Kauri dieback is mainly spread by humans, its microscope spores attaching themselves to the bottom of shoes before being walked into other areas where the then affixes to kauri roots to starve the trees of nutrients. Sadly, a 2016 report found more than eight out of 10 visitors to the ranges don’t use the cleaning stations when entering tracks, went off track and used tracks that were closed. Earlier this year it was announced six more of the tracks would open, with 11 more to open soon, bringing the total to around 50 (of 145). There are also plans to upgrade and build more.

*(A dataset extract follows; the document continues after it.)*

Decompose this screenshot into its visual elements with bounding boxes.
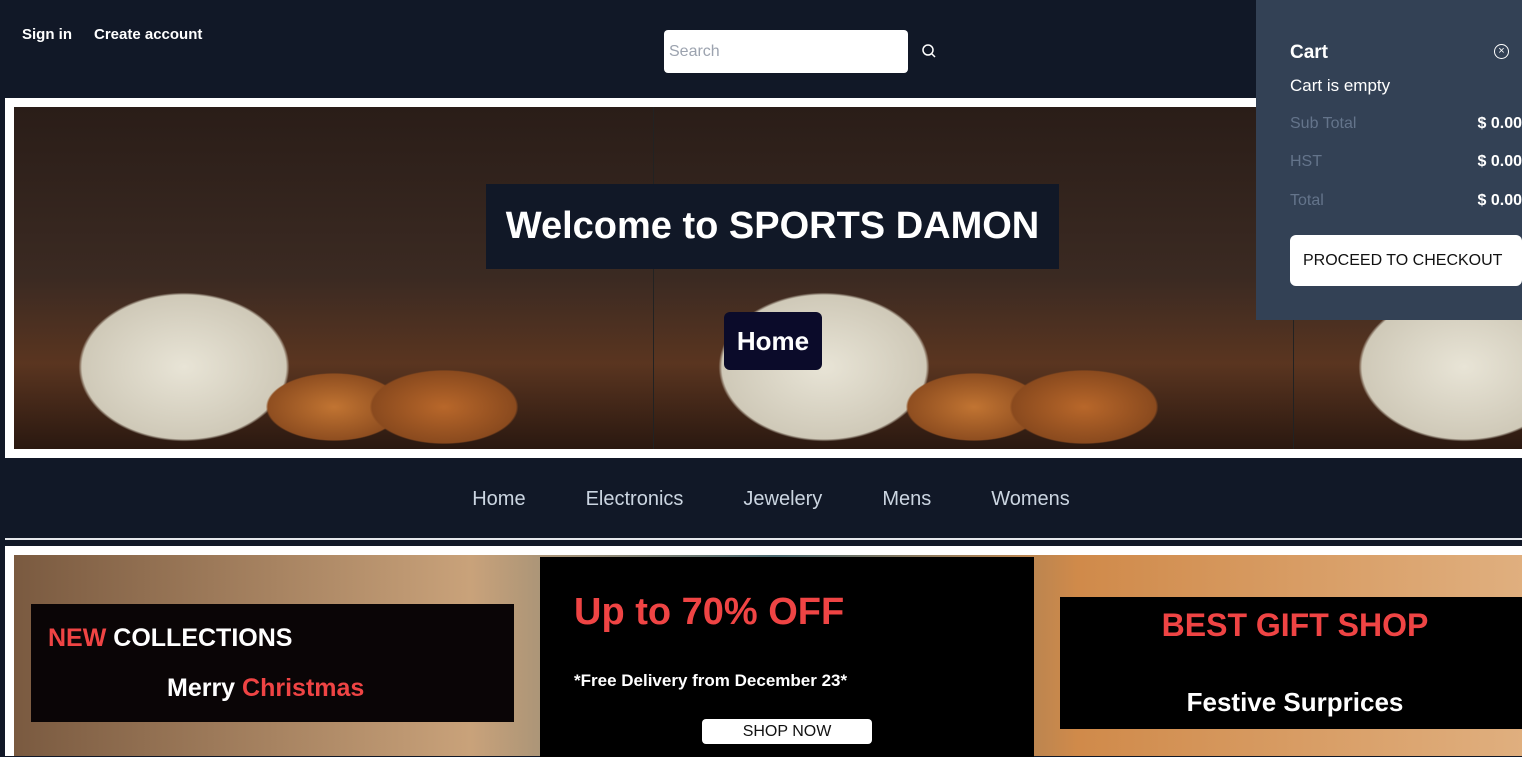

Head to the Auckland Council website for a list of all the open tracks, in the meantime, here are five of the best:

  • Kitekite Falls: a perennial favourite, this one-hour trail winds its way from the end of Glen Esk Road in Piha to the gorgeous waterfall, replete with swimmable water hole. Call in for a bite and a beer at Piha Café when you’re done.
  • Caves Track: A great adventure for the kids. Right next to Whatipu Beach and the dune wetlands, the short Caves Track winds its way past a series of cliff face caves, the largest of which one hosted a ballroom! However, the dancefloor has long since been buried beneath the drifting sands.
  • Huia Lookout: Head here for a panoramic view of the Waitakere Ranges and over the coastline toward Manakau Harbour and the Awhitu sand bar. It’s a short, easy walk in and out from the carpark off Huia Road.
  • Huia Dam Road: Those wanting to stretch their legs a little further should make for the Huia Dam Stretching for around 10km with some pretty impressive views of both Upper and Lower Huia Dams. This one’s a goodie for runner and cyclists, too.
  • Anawhata Beach: A real hidden gem of the ranges, this track winds down to one of the region’s best—and, whisper it—best kept secrets, Anawhata Beach. From the carpark on Anwhata Road, it’s about a 20-minute walk down to the enclosed sands that are home to some strange rock formations and super surf breaks.


Help to protect from kauri dieback by:

  • Cleaning shoes, tyres and outdoor equipment before and after entering kauri forest
  • Ensure scrubbing and spraying of shoes at the cleaning stations at the entry to tracks on the way in and out.
  • Stick to the trails and well away from kauri roots.
  • Preferably dogs should not be walked in affected areas, but if you do, keep them on a leash.